On Friday, Google was set to launch a voice recognition app on the iPhone. Now we’re being told it will probably be available today. The reason for the delay: Apple hasn’t approved the app for the store, for reasons that currently remain mysterious. Google, obviously, wasn’t expecting it, since they had a blizzard of publicity surrounding the Friday launch in what was apparently every anticipation that it’d be available then. Now, Google is well-known for the chaos of its internal organization, but it doesn’t seem unreasonable to believe that their PR people have it pretty well together, which leaves one wondering what Apple was thinking.
There have been regular App Store approval issues, of course, but the Google app is particularly high-profile.
Vendor-controlled open marketplaces are only as open as the vendor wants to make them. That’s true of the marketplaces evolving around cloud services, too. Don’t lose sight of the fact that vendor-controlled ultimately means that the vendor has the power to do anything that the market will tolerate them doing, which at the moment can be quite considerable.
Recently-published research
Here’s a quick round-up of some of my recently-published research.
Is Amazon EC2 Right For You? This is an introduction to Amazon’s Elastic Compute Cloud, written for a mildly technical audience. It summarizes Amazon’s capabilities, the typical business case for using it, and what you’ve got to do to use it. If you’re an engineer looking for a quick briefing, or you want to show a “what this newfangled thing is” summary to your manager, or you’re an investor trying to understand what exactly it is that Amazon does, this is the document for you.
Dataquest Insight: Web Hosting, North America, 2006-2012. This is an in-depth look at the colocation and hosting business, together with market forecasts and trends. (Investors may also want to look at the Invest Implications.)
Dataquest Insight: Content Delivery Networks, North America, 2006-2012. This is an in-depth look at the CDN market, segment-by-segment, with market forecasts and trends. (Investors may also want to look at the Invest Implications.)
You’ll need to be a Gartner subscriber (or purchase the individual document) in order to view these pieces.

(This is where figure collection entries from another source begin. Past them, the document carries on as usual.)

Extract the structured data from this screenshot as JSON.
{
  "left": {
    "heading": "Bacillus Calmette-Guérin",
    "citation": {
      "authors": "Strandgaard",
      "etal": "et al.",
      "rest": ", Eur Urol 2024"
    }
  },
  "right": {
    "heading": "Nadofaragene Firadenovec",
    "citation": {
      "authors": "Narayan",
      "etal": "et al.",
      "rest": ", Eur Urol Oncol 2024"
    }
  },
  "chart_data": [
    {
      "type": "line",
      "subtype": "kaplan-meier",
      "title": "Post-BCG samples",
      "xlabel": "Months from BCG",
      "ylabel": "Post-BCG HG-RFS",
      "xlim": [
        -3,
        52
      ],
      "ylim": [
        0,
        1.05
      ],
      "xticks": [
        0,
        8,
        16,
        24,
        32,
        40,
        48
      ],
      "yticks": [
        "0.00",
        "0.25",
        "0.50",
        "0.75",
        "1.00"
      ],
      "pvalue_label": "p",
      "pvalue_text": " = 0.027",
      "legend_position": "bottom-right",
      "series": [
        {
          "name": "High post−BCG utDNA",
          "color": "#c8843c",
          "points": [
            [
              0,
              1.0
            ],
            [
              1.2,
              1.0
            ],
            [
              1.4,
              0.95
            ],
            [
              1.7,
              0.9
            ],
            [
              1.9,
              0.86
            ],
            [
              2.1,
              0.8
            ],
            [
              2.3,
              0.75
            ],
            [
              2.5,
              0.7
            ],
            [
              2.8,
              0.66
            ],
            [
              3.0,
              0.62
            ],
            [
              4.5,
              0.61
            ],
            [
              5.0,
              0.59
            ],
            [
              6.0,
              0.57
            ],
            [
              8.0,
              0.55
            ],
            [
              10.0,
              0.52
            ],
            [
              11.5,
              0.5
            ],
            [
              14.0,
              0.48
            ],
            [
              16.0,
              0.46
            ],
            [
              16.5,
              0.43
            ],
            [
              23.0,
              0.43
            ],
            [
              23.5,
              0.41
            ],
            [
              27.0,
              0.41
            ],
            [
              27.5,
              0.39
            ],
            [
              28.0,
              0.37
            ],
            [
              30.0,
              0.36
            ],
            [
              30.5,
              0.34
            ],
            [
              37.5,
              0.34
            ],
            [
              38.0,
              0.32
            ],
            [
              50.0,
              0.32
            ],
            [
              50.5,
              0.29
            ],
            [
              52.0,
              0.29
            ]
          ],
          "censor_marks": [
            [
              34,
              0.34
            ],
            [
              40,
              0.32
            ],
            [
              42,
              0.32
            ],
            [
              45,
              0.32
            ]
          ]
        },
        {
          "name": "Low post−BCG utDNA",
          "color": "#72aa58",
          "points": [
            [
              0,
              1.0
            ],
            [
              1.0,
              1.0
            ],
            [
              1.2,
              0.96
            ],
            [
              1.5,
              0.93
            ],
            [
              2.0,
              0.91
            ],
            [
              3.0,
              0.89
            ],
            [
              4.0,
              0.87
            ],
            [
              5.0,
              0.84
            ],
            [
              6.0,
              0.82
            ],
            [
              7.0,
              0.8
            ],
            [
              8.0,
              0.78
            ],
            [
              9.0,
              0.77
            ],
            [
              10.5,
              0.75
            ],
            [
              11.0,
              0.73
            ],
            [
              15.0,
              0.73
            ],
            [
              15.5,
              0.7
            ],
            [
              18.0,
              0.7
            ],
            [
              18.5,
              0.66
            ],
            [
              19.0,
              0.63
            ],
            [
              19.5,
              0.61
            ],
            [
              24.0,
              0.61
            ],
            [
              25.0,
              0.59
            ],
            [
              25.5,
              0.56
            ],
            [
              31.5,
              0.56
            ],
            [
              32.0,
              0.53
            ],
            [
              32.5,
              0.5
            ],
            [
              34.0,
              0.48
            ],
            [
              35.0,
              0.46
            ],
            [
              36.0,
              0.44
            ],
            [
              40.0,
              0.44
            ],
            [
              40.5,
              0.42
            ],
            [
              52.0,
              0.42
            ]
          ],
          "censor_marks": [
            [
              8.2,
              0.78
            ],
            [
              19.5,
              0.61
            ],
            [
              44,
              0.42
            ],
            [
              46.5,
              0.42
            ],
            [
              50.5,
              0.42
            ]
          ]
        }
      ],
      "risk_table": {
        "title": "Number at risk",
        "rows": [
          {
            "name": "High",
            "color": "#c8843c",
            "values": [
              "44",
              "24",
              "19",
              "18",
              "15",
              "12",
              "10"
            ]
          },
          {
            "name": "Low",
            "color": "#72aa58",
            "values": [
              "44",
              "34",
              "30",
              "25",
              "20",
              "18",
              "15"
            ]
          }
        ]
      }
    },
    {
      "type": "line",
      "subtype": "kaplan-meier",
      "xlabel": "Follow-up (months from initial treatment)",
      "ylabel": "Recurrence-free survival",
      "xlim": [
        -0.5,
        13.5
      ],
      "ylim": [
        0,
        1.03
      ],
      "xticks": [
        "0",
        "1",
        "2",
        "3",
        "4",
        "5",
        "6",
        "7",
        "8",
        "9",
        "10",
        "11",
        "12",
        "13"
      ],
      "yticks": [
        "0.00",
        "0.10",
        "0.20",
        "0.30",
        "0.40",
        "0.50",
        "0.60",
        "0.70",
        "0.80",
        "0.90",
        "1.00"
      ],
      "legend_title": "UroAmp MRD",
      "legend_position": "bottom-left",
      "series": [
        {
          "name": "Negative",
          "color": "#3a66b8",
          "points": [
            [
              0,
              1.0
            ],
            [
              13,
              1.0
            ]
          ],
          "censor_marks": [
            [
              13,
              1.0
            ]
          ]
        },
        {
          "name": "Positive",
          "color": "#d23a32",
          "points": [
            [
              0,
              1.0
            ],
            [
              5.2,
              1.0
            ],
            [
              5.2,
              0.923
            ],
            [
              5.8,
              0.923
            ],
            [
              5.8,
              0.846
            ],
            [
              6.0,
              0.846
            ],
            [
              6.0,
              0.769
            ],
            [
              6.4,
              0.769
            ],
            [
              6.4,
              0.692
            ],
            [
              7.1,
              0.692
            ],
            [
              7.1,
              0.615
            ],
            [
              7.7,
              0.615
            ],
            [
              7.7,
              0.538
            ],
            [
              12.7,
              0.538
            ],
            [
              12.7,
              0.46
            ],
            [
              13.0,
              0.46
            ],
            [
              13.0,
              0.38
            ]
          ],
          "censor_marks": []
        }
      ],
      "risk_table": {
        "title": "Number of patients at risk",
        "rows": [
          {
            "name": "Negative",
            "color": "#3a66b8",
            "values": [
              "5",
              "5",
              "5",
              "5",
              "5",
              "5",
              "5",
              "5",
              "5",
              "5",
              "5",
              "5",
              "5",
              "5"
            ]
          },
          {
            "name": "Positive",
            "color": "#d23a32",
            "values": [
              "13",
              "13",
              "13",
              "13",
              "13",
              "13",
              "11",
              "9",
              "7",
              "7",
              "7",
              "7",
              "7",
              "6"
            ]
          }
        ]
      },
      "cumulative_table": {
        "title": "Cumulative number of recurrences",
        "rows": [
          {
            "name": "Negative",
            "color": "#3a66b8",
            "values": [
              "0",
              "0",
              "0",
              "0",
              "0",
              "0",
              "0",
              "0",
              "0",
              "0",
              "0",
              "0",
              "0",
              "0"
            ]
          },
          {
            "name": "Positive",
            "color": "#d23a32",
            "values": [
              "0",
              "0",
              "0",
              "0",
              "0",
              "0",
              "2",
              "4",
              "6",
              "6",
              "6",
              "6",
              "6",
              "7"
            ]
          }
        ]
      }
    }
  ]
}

Upcoming research (for publication in the next month): A pricing guide for Web hosting and cloud infrastructure services; a classification scheme and service provider roadmap for cloud offerings; a toolkit for CDN requirements gathering and price estimation; a framework for gathering video requirements; and a CDN selection guide.
Quick takes: Comcast, Cogent, IronScale
Some quick takes on recent news:
Comcast P4P Results. Comcast is one of the ISPs working with hybrid-P2P CDN Pando Networks on a trial, and is showing better numbers than its competitors. The takeaway: Broadband ISPs are actively interested in P2P, CDN, and figuring out a way to monetize all of the video delivery they’re doing to their end-users.
Sprint Depeers Cogent (and Repeers). In this latest round of Cogent’s peering disputes, it’s arguing over a contract it signed with Sprint. The takeaway: Cogent is trying to keep its costs down, and is responsible for driving down bandwidth costs for everyone; its competitors are hitting back, rooted in the belief that Cogent is able to keep its prices low because it isn’t pulling its fair share of traffic carriage, which gets expressed in disputes over peering settlements.
IronScale Launches. RagingWire (a colo provider in Sacramento) has launched a managed hosting offering. Like SoftLayer, this is rapidly-provisioned dedicated servers and associated infrastructure, but unlike most of the competition in this space, it’s a managed solution. The takeaway: Like I wrote almost three years ago, it’s not about virtualization, it’s about flexibility. (“Beyond the Hype“: clients only, sorry.)